Je ne veux pas simplement faire un chèque et partir. Je veux être présent. Les anciens approuvèrent d’un signe de tête. C’est bon. Un ancien a dit : « L’argent peut corrompre un village s’il n’est pas utilisé à bon escient. Vos mains nous enseigneront l’humilité et la coopération. » « Oui, a déclaré Oena, nous allons travailler ensemble.
Nous ne laisserons pas cette richesse nous diviser. Nous l’utiliserons pour nous entraider. » Ils ont continué à parler. Ils ont discuté de la manière de répartir les ressources équitablement. Ils ont évoqué la possibilité de mettre en place un comité, comprenant des femmes et des jeunes.

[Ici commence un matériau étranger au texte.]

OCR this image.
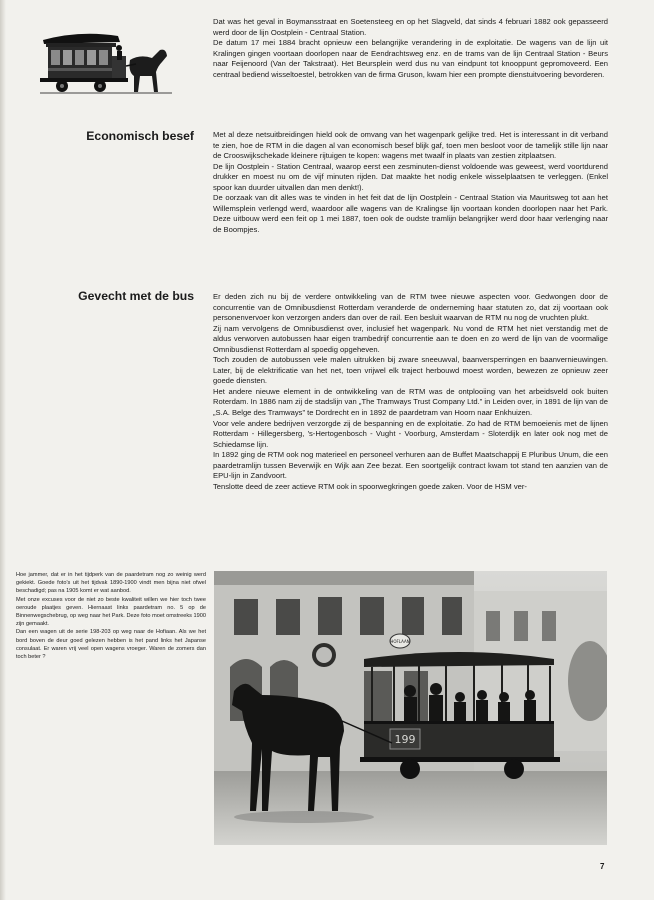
Dat was het geval in Boymansstraat en Soetensteeg en op het Slagveld, dat sinds 4 februari 1882 ook gepasseerd werd door de lijn Oostplein - Centraal Station.

De datum 17 mei 1884 bracht opnieuw een belangrijke verandering in de exploitatie. De wagens van de lijn uit Kralingen gingen voortaan doorlopen naar de Eendrachtsweg enz. en de trams van de lijn Centraal Station - Beurs naar Feijenoord (Van der Takstraat). Het Beursplein werd dus nu van eindpunt tot knooppunt gepromoveerd. Een centraal bediend wisseltoestel, betrokken van de firma Gruson, kwam hier een prompte dienstuitvoering bevorderen.

Economisch besef	Met al deze netsuitbreidingen hield ook de omvang van het wagenpark gelijke tred. Het is interessant in dit verband te zien, hoe de RTM in die dagen al van economisch besef blijk gaf, toen men besloot voor de tamelijk stille lijn naar de Crooswijkschekade kleinere rijtuigen te kopen: wagens met twaalf in plaats van zestien zitplaatsen.

De lijn Oostplein - Station Centraal, waarop eerst een zesminuten-dienst voldoende was geweest, werd voortdurend drukker en moest nu om de vijf minuten rijden. Dat maakte het nodig enkele wisselplaatsen te verleggen. (Enkel spoor kan duurder uitvallen dan men denkt!).

De oorzaak van dit alles was te vinden in het feit dat de lijn Oostplein - Centraal Station via Mauritsweg tot aan het Willemsplein verlengd werd, waardoor alle wagens van de Kralingse lijn voortaan konden doorlopen naar het Park. Deze uitbouw werd een feit op 1 mei 1887, toen ook de oudste tramlijn belangrijker werd door haar verlenging naar de Boompjes.

Gevecht met de bus	Er deden zich nu bij de verdere ontwikkeling van de RTM twee nieuwe aspecten voor. Gedwongen door de concurrentie van de Omnibusdienst Rotterdam veranderde de onderneming haar statuten zo, dat zij voortaan ook personenvervoer kon verzorgen anders dan over de rail. Een besluit waarvan de RTM nu nog de vruchten plukt.

Zij nam vervolgens de Omnibusdienst over, inclusief het wagenpark. Nu vond de RTM het niet verstandig met de aldus verworven autobussen haar eigen trambedrijf concurrentie aan te doen en zo werd de lijn van de voormalige Omnibusdienst Rotterdam al spoedig opgeheven.

Toch zouden de autobussen vele malen uitrukken bij zware sneeuwval, baanversperringen en baanvernieuwingen. Later, bij de elektrificatie van het net, toen vrijwel elk traject herbouwd moest worden, bewezen ze opnieuw zeer goede diensten.

Het andere nieuwe element in de ontwikkeling van de RTM was de ontplooiing van het arbeidsveld ook buiten Roterdam. In 1886 nam zij de stadslijn van „The Tramways Trust Company Ltd.” in Leiden over, in 1891 de lijn van de „S.A. Belge des Tramways” te Dordrecht en in 1892 de paardetram van Hoorn naar Enkhuizen.

Voor vele andere bedrijven verzorgde zij de bespanning en de exploitatie. Zo had de RTM bemoeienis met de lijnen Rotterdam - Hillegersberg, 's-Hertogenbosch - Vught - Voorburg, Amsterdam - Sloterdijk en later ook nog met de Schiedamse lijn.

In 1892 ging de RTM ook nog materieel en personeel verhuren aan de Buffet Maatschappij E Pluribus Unum, die een paardetramlijn tussen Beverwijk en Wijk aan Zee bezat. Een soortgelijk contract kwam tot stand ten aanzien van de EPU-lijn in Zandvoort.

Tenslotte deed de zeer actieve RTM ook in spoorwegkringen goede zaken. Voor de HSM ver-

Hoe jammer, dat er in het tijdperk van de paardetram nog zo weinig werd gekiekt. Goede foto's uit het tijdvak 1890-1900 vindt men bijna niet ofwel beschadigd; pas na 1905 komt er wat aanbod.

Met onze excuses voor de niet zo beste kwaliteit willen we hier toch twee oeroude plaatjes geven. Hiernaast links paardetram no. 5 op de Binnenwegschebrug, op weg naar het Park. Deze foto moet omstreeks 1900 zijn gemaakt.

Dan een wagen uit de serie 198-203 op weg naar de Hofiaan. Als we het bord boven de deur goed gelezen hebben is het pand links het Japanse consulaat. Er waren vrij veel open wagens vroeger. Waren de zomers dan toch beter ?

HOFLAAN
199
7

Ils ont parlé de la formation des agriculteurs et de l’enseignement aux enfants. Obina écouta attentivement. Il a suggéré des idées. Il a également écouté le leur. Il voulait qu’ils se sentent inclus. À la fin de la réunion, un groupe de jeunes est arrivé avec des tambours. Ils ont demandé s’ils pouvaient jouer pour Oina. Il hocha la tête.
Ils jouaient bruyamment du tambour et dansaient. Le rythme était énergique. Oena se leva et dansa avec eux. Les gens ont applaudi et ri. La joie est revenue, au moins temporairement. Pendant ce temps, Nineka restait à son étal de maïs. Elle éprouvait à la fois de la joie et de la tristesse. Elle vendait du maïs aux touristes.
Ils l’ ont félicitée en pensant qu’elle était déjà fiancée à Oena. Elle esquissa un sourire forcé et murmura : « Merci. » Elle ne les a pas corrigés. Elle n’avait pas l’ énergie d’expliquer. Elle se concentrait simplement sur le retournement des épis de maïs et leur distribution. Au bout d’un moment, Maman Ugo l’a rejointe.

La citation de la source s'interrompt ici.